At his two Boulder restaurants, Blackbelly and Santo, Chef Hosea Rosenberg says he always—always—features asparagus in the spring. “However,” he says, “our menus are hyper-seasonal, and they change often and as quickly as our farmers bring new items to market.” Check back in late March or early April to see what he’s cooked up to take advantage of the veggie’s spring freshness and abundance.

Many BoCo restaurants also have asparagus on their menu all year long. At Zucca Italian Ristorante in Louisville, the Grilled Asparagus & Egg antipasti, featuring parmesan and truffle oil, has been one of the most popular offerings for a long time, says co-owner Sara Martinelli.

Look for asparagus-forward dishes at these other area restaurants:

Spruce Farm & Fish, Boulder

Jax Fish House, Boulder

Sugarbeet, Longmont

Jill’s Restaurant & Bistro, Boulder

24 Carrot Bistro, Erie

The Greenbriar Inn, Hwy 36 north of Boulder



Asparagus Benedict

Eggs Benedict, a beloved brunch dish, also makes a fancy (but low-maintenance) weeknight dinner. This classic recipe features asparagus. For an even heartier dish, you can also include Canadian bacon, ham, shredded lump crab, smoked salmon or lox.

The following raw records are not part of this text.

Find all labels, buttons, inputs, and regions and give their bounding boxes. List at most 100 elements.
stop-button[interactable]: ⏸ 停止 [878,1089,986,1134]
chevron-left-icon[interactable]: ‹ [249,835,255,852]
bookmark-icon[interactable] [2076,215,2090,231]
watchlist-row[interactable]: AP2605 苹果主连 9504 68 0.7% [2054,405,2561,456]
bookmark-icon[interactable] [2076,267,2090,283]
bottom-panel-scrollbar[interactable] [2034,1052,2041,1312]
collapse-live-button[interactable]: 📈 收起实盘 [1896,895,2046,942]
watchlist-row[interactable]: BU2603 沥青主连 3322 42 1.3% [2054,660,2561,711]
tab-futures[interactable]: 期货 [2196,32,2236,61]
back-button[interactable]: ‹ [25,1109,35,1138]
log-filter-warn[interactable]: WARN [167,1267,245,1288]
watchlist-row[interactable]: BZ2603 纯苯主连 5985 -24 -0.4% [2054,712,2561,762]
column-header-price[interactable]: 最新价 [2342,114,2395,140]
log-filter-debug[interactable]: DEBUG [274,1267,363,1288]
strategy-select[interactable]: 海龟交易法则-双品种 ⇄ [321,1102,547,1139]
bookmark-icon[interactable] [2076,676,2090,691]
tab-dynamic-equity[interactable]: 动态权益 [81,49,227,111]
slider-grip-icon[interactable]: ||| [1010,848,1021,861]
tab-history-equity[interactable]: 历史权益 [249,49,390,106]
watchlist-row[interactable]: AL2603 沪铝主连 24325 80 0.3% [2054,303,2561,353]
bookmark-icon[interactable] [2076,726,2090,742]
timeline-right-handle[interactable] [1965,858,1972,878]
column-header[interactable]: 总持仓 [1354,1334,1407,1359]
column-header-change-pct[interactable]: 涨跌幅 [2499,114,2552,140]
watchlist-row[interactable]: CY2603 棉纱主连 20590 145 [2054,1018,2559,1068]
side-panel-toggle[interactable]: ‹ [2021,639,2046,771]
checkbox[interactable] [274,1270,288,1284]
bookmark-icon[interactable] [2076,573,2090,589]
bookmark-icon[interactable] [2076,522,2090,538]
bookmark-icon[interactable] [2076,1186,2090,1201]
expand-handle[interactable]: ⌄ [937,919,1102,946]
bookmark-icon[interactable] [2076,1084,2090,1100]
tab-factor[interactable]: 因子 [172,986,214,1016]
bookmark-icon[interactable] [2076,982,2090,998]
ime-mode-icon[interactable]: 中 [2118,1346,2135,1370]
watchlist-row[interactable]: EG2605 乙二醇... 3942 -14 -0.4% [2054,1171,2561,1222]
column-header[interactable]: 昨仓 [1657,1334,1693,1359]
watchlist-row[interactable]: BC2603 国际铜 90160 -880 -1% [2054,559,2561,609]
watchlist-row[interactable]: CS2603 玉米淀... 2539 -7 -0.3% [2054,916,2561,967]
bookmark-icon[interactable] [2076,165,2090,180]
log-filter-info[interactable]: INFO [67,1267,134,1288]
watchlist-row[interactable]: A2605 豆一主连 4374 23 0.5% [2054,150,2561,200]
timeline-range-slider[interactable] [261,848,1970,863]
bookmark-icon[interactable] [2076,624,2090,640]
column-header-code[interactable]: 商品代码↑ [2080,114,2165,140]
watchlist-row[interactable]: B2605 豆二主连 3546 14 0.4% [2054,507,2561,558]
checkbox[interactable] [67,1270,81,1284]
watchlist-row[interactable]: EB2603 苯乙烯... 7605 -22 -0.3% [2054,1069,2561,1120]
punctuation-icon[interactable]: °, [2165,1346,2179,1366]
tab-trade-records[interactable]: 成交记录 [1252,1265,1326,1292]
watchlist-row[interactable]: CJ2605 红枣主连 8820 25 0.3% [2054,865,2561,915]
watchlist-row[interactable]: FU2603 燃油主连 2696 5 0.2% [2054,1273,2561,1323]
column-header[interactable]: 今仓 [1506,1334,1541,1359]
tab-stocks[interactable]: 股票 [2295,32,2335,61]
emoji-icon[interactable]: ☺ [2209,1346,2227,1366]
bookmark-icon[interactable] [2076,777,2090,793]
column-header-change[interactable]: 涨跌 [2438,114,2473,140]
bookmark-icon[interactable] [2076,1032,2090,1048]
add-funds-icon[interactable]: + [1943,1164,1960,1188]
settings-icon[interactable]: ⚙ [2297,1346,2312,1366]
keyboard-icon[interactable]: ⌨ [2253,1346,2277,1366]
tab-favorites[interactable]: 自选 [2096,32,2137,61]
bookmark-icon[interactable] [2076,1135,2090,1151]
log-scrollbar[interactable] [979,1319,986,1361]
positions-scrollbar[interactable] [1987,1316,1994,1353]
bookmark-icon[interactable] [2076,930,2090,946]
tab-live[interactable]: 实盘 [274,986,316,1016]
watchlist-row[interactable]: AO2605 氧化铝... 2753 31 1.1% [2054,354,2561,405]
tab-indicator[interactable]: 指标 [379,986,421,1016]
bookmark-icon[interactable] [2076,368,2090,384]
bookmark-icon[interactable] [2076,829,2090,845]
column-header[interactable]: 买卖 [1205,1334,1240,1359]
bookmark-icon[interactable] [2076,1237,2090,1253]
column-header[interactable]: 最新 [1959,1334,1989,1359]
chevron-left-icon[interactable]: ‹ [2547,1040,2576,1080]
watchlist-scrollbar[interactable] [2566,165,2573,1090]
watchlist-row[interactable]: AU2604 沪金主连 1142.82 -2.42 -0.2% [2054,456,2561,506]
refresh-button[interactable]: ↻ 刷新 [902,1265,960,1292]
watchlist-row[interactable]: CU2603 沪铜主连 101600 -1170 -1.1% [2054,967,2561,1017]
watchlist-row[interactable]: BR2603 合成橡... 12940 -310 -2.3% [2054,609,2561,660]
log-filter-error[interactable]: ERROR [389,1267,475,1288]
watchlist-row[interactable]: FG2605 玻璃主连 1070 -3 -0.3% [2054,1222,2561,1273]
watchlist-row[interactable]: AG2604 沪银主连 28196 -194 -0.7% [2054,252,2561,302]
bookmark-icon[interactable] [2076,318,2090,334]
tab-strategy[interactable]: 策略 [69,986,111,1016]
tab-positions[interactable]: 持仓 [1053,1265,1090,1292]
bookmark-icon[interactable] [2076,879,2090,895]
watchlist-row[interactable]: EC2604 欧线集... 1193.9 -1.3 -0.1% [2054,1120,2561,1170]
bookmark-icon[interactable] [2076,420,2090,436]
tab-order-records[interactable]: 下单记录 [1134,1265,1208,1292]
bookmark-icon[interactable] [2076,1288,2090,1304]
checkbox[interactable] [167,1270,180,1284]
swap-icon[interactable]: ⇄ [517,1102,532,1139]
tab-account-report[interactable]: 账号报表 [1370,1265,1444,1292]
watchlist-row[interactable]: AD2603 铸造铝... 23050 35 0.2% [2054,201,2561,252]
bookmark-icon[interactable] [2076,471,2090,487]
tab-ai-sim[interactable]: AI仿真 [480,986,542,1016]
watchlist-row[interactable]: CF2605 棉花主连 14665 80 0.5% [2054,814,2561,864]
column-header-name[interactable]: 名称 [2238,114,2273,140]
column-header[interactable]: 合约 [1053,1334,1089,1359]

Complete your meal with a fresh fruit salad.

For an upgrade to the classic asparagus Benedict, use your favorite bread and top with microgreens

INGREDIENTS (for 2 servings)

8 fresh asparagus spears, trimmed and cut in half

1 envelope hollandaise sauce mix

4 large eggs

2 English muffins, split and toasted

1/3 cup shredded Swiss or Gruyère cheese

 paprika and fresh chopped parsley for garnish (optional)



Add 1 inch of water to a large saucepan. Insert a steamer basket and place asparagus inside. Bring to a boil, then cover and steam for 3–4 minutes until crisp-tender. Set aside.

Prepare hollandaise sauce according to package directions. (Of course, if you’re feeling ambitious, you can also make yours from scratch.)

In a large skillet, bring 2–3 inches of water to a boil. Reduce heat to a gentle simmer. Break cold eggs, one at a time, into a ramekin. Holding the ramekin close to the water’s surface, slip each egg into the water.

Cook eggs, uncovered, for 3–5 minutes or until the whites are completely set and the yolks are starting to thicken. Lift eggs gently out of the water, one at a time, with a slotted spoon, and drain on paper towels.

Lightly toast the English muffins.

To assemble: Place four pieces of asparagus on each muffin half. Top with a poached egg. Sprinkle with cheese. Top each with 3–4 tablespoons of hollandaise sauce. Garnish with paprika and/or parsley. Serve immediately.